A newer version of the Gradio SDK is available: 6.13.0

Upgrade

CUDA Kernel Troubleshooting Guide

Overview

This guide covers common issues encountered when developing, building, and integrating custom CUDA kernels for the HuggingFace Kernels ecosystem. Issues are organized by category: build issues, performance issues, integration issues, torch.compile compatibility, and debugging tips.

Build Issues

Type Conversion Errors

Error: error: no suitable conversion function from "__nv_bfloat16" to "float" exists

This is the most common build error. CUDA does not allow implicit conversion between __nv_bfloat16 and float.
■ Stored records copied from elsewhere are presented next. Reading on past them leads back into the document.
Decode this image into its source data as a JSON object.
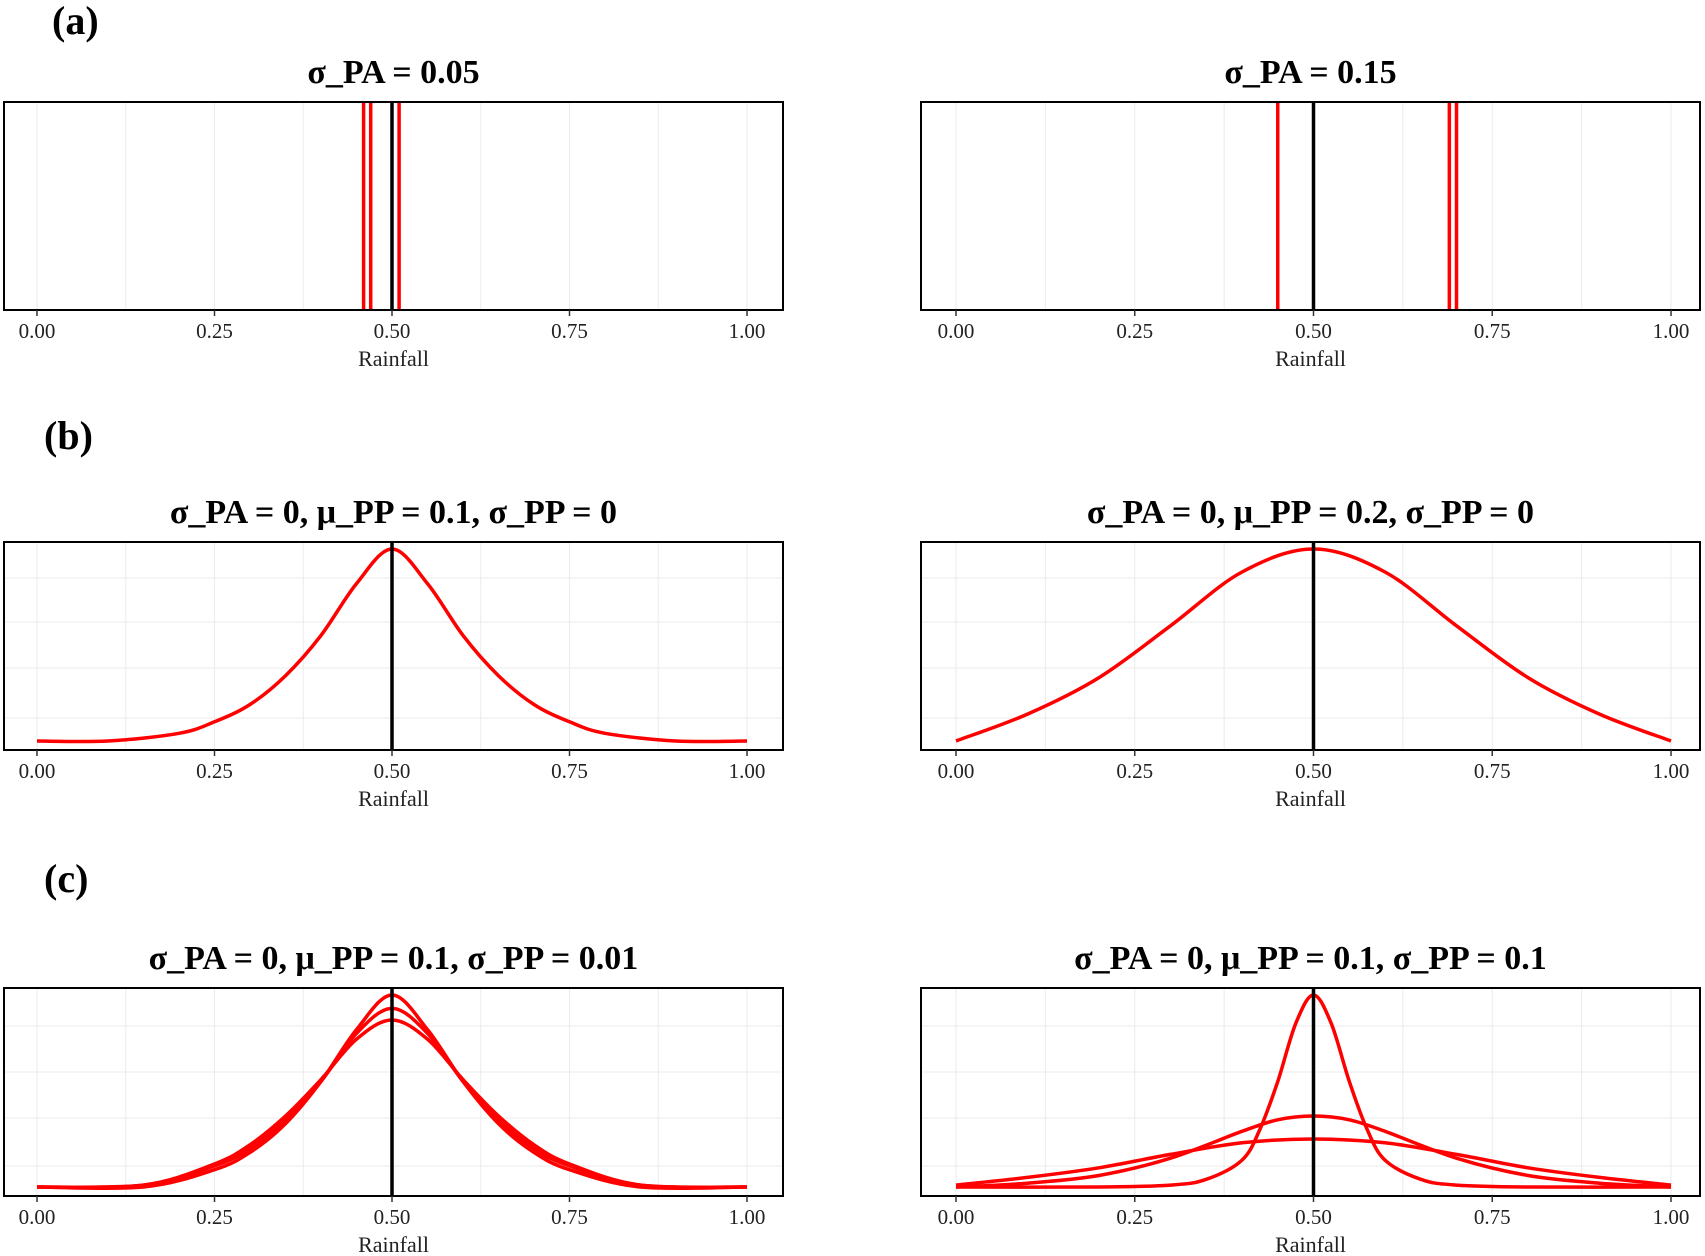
{
  "figure": {
    "panel_labels": [
      "(a)",
      "(b)",
      "(c)"
    ]
  },
  "colors": {
    "curve": "#ff0000",
    "reference": "#000000",
    "grid": "#ebebeb",
    "frame": "#000000"
  },
  "chart_data": [
    {
      "type": "line",
      "group": "(a)",
      "title": "σ_PA = 0.05",
      "xlabel": "Rainfall",
      "ylabel": "",
      "xlim": [
        0,
        1
      ],
      "x_ticks": [
        "0.00",
        "0.25",
        "0.50",
        "0.75",
        "1.00"
      ],
      "grid": true,
      "reference_vlines": [
        0.5
      ],
      "curve_vlines": [
        0.46,
        0.47,
        0.51
      ]
    },
    {
      "type": "line",
      "group": "(a)",
      "title": "σ_PA = 0.15",
      "xlabel": "Rainfall",
      "ylabel": "",
      "xlim": [
        0,
        1
      ],
      "x_ticks": [
        "0.00",
        "0.25",
        "0.50",
        "0.75",
        "1.00"
      ],
      "grid": true,
      "reference_vlines": [
        0.5
      ],
      "curve_vlines": [
        0.45,
        0.69,
        0.7
      ]
    },
    {
      "type": "line",
      "group": "(b)",
      "title": "σ_PA = 0, μ_PP = 0.1, σ_PP = 0",
      "xlabel": "Rainfall",
      "ylabel": "",
      "xlim": [
        0,
        1
      ],
      "x_ticks": [
        "0.00",
        "0.25",
        "0.50",
        "0.75",
        "1.00"
      ],
      "grid": true,
      "reference_vlines": [
        0.5
      ],
      "curves": [
        {
          "x": [
            0.0,
            0.1,
            0.2,
            0.25,
            0.3,
            0.35,
            0.4,
            0.45,
            0.5,
            0.55,
            0.6,
            0.65,
            0.7,
            0.75,
            0.8,
            0.9,
            1.0
          ],
          "y": [
            0.0,
            0.0,
            0.04,
            0.1,
            0.19,
            0.34,
            0.55,
            0.82,
            1.0,
            0.82,
            0.55,
            0.34,
            0.19,
            0.1,
            0.04,
            0.0,
            0.0
          ]
        }
      ]
    },
    {
      "type": "line",
      "group": "(b)",
      "title": "σ_PA = 0, μ_PP = 0.2, σ_PP = 0",
      "xlabel": "Rainfall",
      "ylabel": "",
      "xlim": [
        0,
        1
      ],
      "x_ticks": [
        "0.00",
        "0.25",
        "0.50",
        "0.75",
        "1.00"
      ],
      "grid": true,
      "reference_vlines": [
        0.5
      ],
      "curves": [
        {
          "x": [
            0.0,
            0.1,
            0.2,
            0.3,
            0.4,
            0.5,
            0.6,
            0.7,
            0.8,
            0.9,
            1.0
          ],
          "y": [
            0.0,
            0.14,
            0.33,
            0.6,
            0.88,
            1.0,
            0.88,
            0.6,
            0.33,
            0.14,
            0.0
          ]
        }
      ]
    },
    {
      "type": "line",
      "group": "(c)",
      "title": "σ_PA = 0, μ_PP = 0.1, σ_PP = 0.01",
      "xlabel": "Rainfall",
      "ylabel": "",
      "xlim": [
        0,
        1
      ],
      "x_ticks": [
        "0.00",
        "0.25",
        "0.50",
        "0.75",
        "1.00"
      ],
      "grid": true,
      "reference_vlines": [
        0.5
      ],
      "curves": [
        {
          "x": [
            0.0,
            0.15,
            0.25,
            0.3,
            0.35,
            0.4,
            0.45,
            0.5,
            0.55,
            0.6,
            0.65,
            0.7,
            0.75,
            0.85,
            1.0
          ],
          "y": [
            0.0,
            0.0,
            0.09,
            0.18,
            0.33,
            0.55,
            0.82,
            1.0,
            0.82,
            0.55,
            0.33,
            0.18,
            0.09,
            0.0,
            0.0
          ]
        },
        {
          "x": [
            0.0,
            0.15,
            0.25,
            0.3,
            0.35,
            0.4,
            0.45,
            0.5,
            0.55,
            0.6,
            0.65,
            0.7,
            0.75,
            0.85,
            1.0
          ],
          "y": [
            0.0,
            0.01,
            0.11,
            0.2,
            0.35,
            0.55,
            0.8,
            0.93,
            0.8,
            0.55,
            0.35,
            0.2,
            0.11,
            0.01,
            0.0
          ]
        },
        {
          "x": [
            0.0,
            0.15,
            0.25,
            0.3,
            0.35,
            0.4,
            0.45,
            0.5,
            0.55,
            0.6,
            0.65,
            0.7,
            0.75,
            0.85,
            1.0
          ],
          "y": [
            0.0,
            0.01,
            0.12,
            0.22,
            0.37,
            0.56,
            0.77,
            0.87,
            0.77,
            0.56,
            0.37,
            0.22,
            0.12,
            0.01,
            0.0
          ]
        }
      ]
    },
    {
      "type": "line",
      "group": "(c)",
      "title": "σ_PA = 0, μ_PP = 0.1, σ_PP = 0.1",
      "xlabel": "Rainfall",
      "ylabel": "",
      "xlim": [
        0,
        1
      ],
      "x_ticks": [
        "0.00",
        "0.25",
        "0.50",
        "0.75",
        "1.00"
      ],
      "grid": true,
      "reference_vlines": [
        0.5
      ],
      "curves": [
        {
          "x": [
            0.0,
            0.2,
            0.3,
            0.35,
            0.4,
            0.425,
            0.45,
            0.475,
            0.5,
            0.525,
            0.55,
            0.575,
            0.6,
            0.65,
            0.7,
            0.8,
            1.0
          ],
          "y": [
            0.0,
            0.0,
            0.01,
            0.04,
            0.14,
            0.3,
            0.55,
            0.85,
            1.0,
            0.85,
            0.55,
            0.3,
            0.14,
            0.04,
            0.01,
            0.0,
            0.0
          ]
        },
        {
          "x": [
            0.0,
            0.1,
            0.2,
            0.3,
            0.4,
            0.45,
            0.5,
            0.55,
            0.6,
            0.7,
            0.8,
            0.9,
            1.0
          ],
          "y": [
            0.0,
            0.02,
            0.06,
            0.15,
            0.29,
            0.35,
            0.37,
            0.35,
            0.29,
            0.15,
            0.06,
            0.02,
            0.0
          ]
        },
        {
          "x": [
            0.0,
            0.1,
            0.2,
            0.3,
            0.4,
            0.5,
            0.6,
            0.7,
            0.8,
            0.9,
            1.0
          ],
          "y": [
            0.01,
            0.05,
            0.1,
            0.17,
            0.23,
            0.25,
            0.23,
            0.17,
            0.1,
            0.05,
            0.01
          ]
        }
      ]
    }
  ]
}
// BAD: Implicit conversion
__nv_bfloat16 val = input[idx];
float result = val * 2.0f;  // ERROR: no implicit conversion

// GOOD: Explicit conversion
__nv_bfloat16 val = input[idx];
float result = __bfloat162float(val) * 2.0f;

Error: error: no operator "*" matches these operands (operand types are: __nv_bfloat16 * float)

You cannot mix BF16 and FP32 in arithmetic operations:

// BAD: Mixed types
__nv_bfloat16 a = input[idx];
float b = 2.0f;
auto c = a * b;  // ERROR

// GOOD: Convert to same type first
__nv_bfloat16 a = input[idx];
float b = 2.0f;
float c = __bfloat162float(a) * b;  // OK: both float

Error: error: no suitable constructor exists to convert from "float" to "__nv_bfloat16"

// BAD: Direct assignment
__nv_bfloat16 val = 1.0f;  // ERROR

// GOOD: Use conversion function
__nv_bfloat16 val = __float2bfloat16(1.0f);  // OK

Error: error: identifier "__nv_bfloat16" is undefined

Missing header include:

// Add this at the top of your .cu file:
#include <cuda_bf16.h>    // For __nv_bfloat16, __nv_bfloat162
#include <cuda_fp16.h>    // For half, half2

Error: error: calling a __host__ function from a __global__ function is not allowed

Using host-only functions in device code:

// BAD: printf is not always available in device code
__global__ void kernel() {
    printf("debug: %f\n", val);  // May fail depending on compute capability
}

// If you need printf in device code, ensure you compile with:
// -arch=sm_XX where XX >= 20 (all modern GPUs support this)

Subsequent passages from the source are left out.